Like many people with spinal CSF leak searching for answers, Kathy saw many doctors, took many courses of steroids and migraine medications, and had many fruitless imaging scans. Test after test came back “normal,” showing nothing that could be causing Kathy’s symptoms. Frustrated to have no solution after ten months of living with this pain, Kathy searched the internet for “cough headache,” and to her surprise, she found links to information about spinal CSF leak. She emailed her neurologist, excited to share the news. But he wasn’t convinced. He told her it wasn’t possible for her to have a spinal CSF leak because she didn’t have an orthostatic headache.
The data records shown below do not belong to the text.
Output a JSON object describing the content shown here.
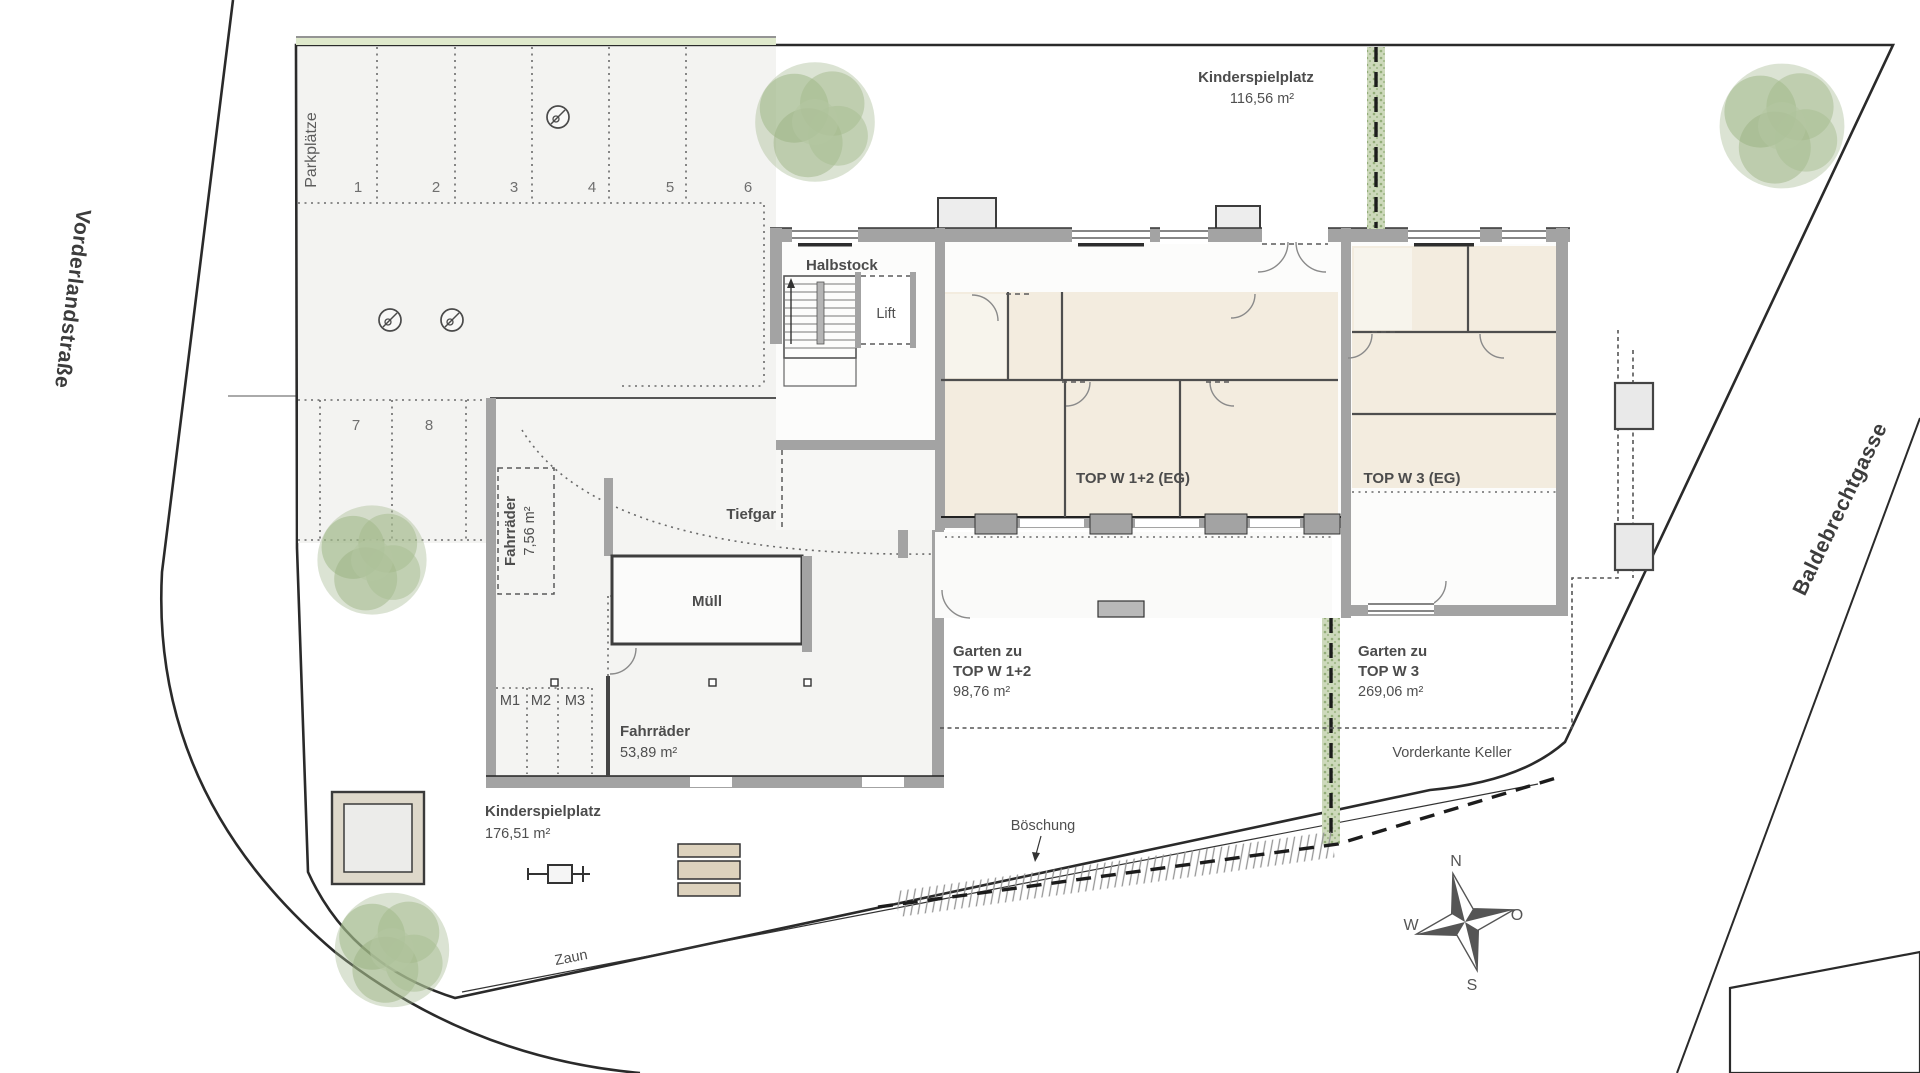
{
  "site": {
    "streets": {
      "left": "Vorderlandstraße",
      "right": "Baldebrechtgasse"
    },
    "compass": {
      "n": "N",
      "e": "O",
      "s": "S",
      "w": "W"
    },
    "fence_label": "Zaun",
    "slope_label": "Böschung",
    "basement_label": "Vorderkante Keller"
  },
  "parking": {
    "label": "Parkplätze",
    "row1": [
      "1",
      "2",
      "3",
      "4",
      "5",
      "6"
    ],
    "row2": [
      "7",
      "8"
    ],
    "moto": [
      "M1",
      "M2",
      "M3"
    ]
  },
  "garage": {
    "bike_small": {
      "name": "Fahrräder",
      "area": "7,56 m²"
    },
    "bike_large": {
      "name": "Fahrräder",
      "area": "53,89 m²"
    },
    "waste": "Müll",
    "ramp": {
      "line1": "Überdachte",
      "line2": "Tiefgaragenabfahrt"
    },
    "gate": "TG-Tor"
  },
  "building": {
    "halffloor": "Halbstock",
    "lift": "Lift",
    "unit12": "TOP W 1+2 (EG)",
    "unit3": "TOP W 3 (EG)"
  },
  "areas": {
    "play_top": {
      "name": "Kinderspielplatz",
      "area": "116,56 m²"
    },
    "play_bottom": {
      "name": "Kinderspielplatz",
      "area": "176,51 m²"
    },
    "garden12": {
      "line1": "Garten zu",
      "line2": "TOP W 1+2",
      "area": "98,76 m²"
    },
    "garden3": {
      "line1": "Garten zu",
      "line2": "TOP W 3",
      "area": "269,06 m²"
    }
  },
  "colors": {
    "site_green": "#e6eed8",
    "hedge_green": "#cdd9bb",
    "wall_gray": "#a3a3a3",
    "room_beige": "#f3ecdf",
    "paper": "#ffffff",
    "line_dark": "#2a2a2a",
    "tree_green": "#a3b88e"
  }
}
Fifteen months after her symptoms first began, she was finally able to connect with a specialist who both believed Kathy’s self-diagnosis and understood that more sensitive testing might be needed to prove it. He recommended she have a decubitus, or side-lying, CT myelogram. A CT myelogram is an imaging test performed by a radiologist, who injects contrast material into the space around the spinal cord and nerve roots. Once the contrast is injected, detailed images of the spinal canal can be seen using computed tomography (CT). Often this is done with the patient placed face-down on their stomach, but in the case of a decubitus CT myelogram, the patient is placed on their side. In Kathy’s case, she was placed on her side, on a firm 20-degree angle wedge pillow with her hips tilted upwards. She was injected with contrast in that position, and several scans were performed, one very shortly after she received the contrast injection, and one a few minutes later.
Kathy could tell by the specialist’s face when he walked in the recovery room afterwards that he had good news. And she was right: the first scan he’d taken had showed that Kathy had a CSF-venous fistula. A CSF-venous fistula is an abnormal channel between the spinal subarachnoid space and epidural veins, causing CSF to be circulated into the blood stream instead of contained within the boundaries of the dura mater. Kathy was so excited, she took a picture of the screen as he showed her the image, lit up with contrast. Curiously, the scan that had been taken several minutes later showed nothing. Kathy was lucky. That first, quick scan was able to capture the elusive reason for fifteen months of her strange symptoms.
The next day, Kathy had a fibrin glue injection at the site of her CSF-venous fistula. Afterwards, she felt complete relief. No more cough headache, no more pain when sneezing or bending over. And no rebound high pressure, though she was warned to expect it. Her recovery was quick, and she was able to get back to her active lifestyle within eight weeks.
Kathy has come away from the experience of having a spinal CSF leak for 15 months feeling grateful for the journey. “I’m one of the lucky ones,” she said. “I got the help that I needed.” She wants others to know how important it is to do your own research and keep pushing, and to search for a doctor who is willing to investigate along with you. And she wants medical professionals to know that not everyone who has a spinal CSF leak has an orthostatic headache.
The team at Spinal CSF Leak Foundation extends our appreciation and thanks to the physicians and staff who assisted with this feature story, and to all those working so hard to help patients.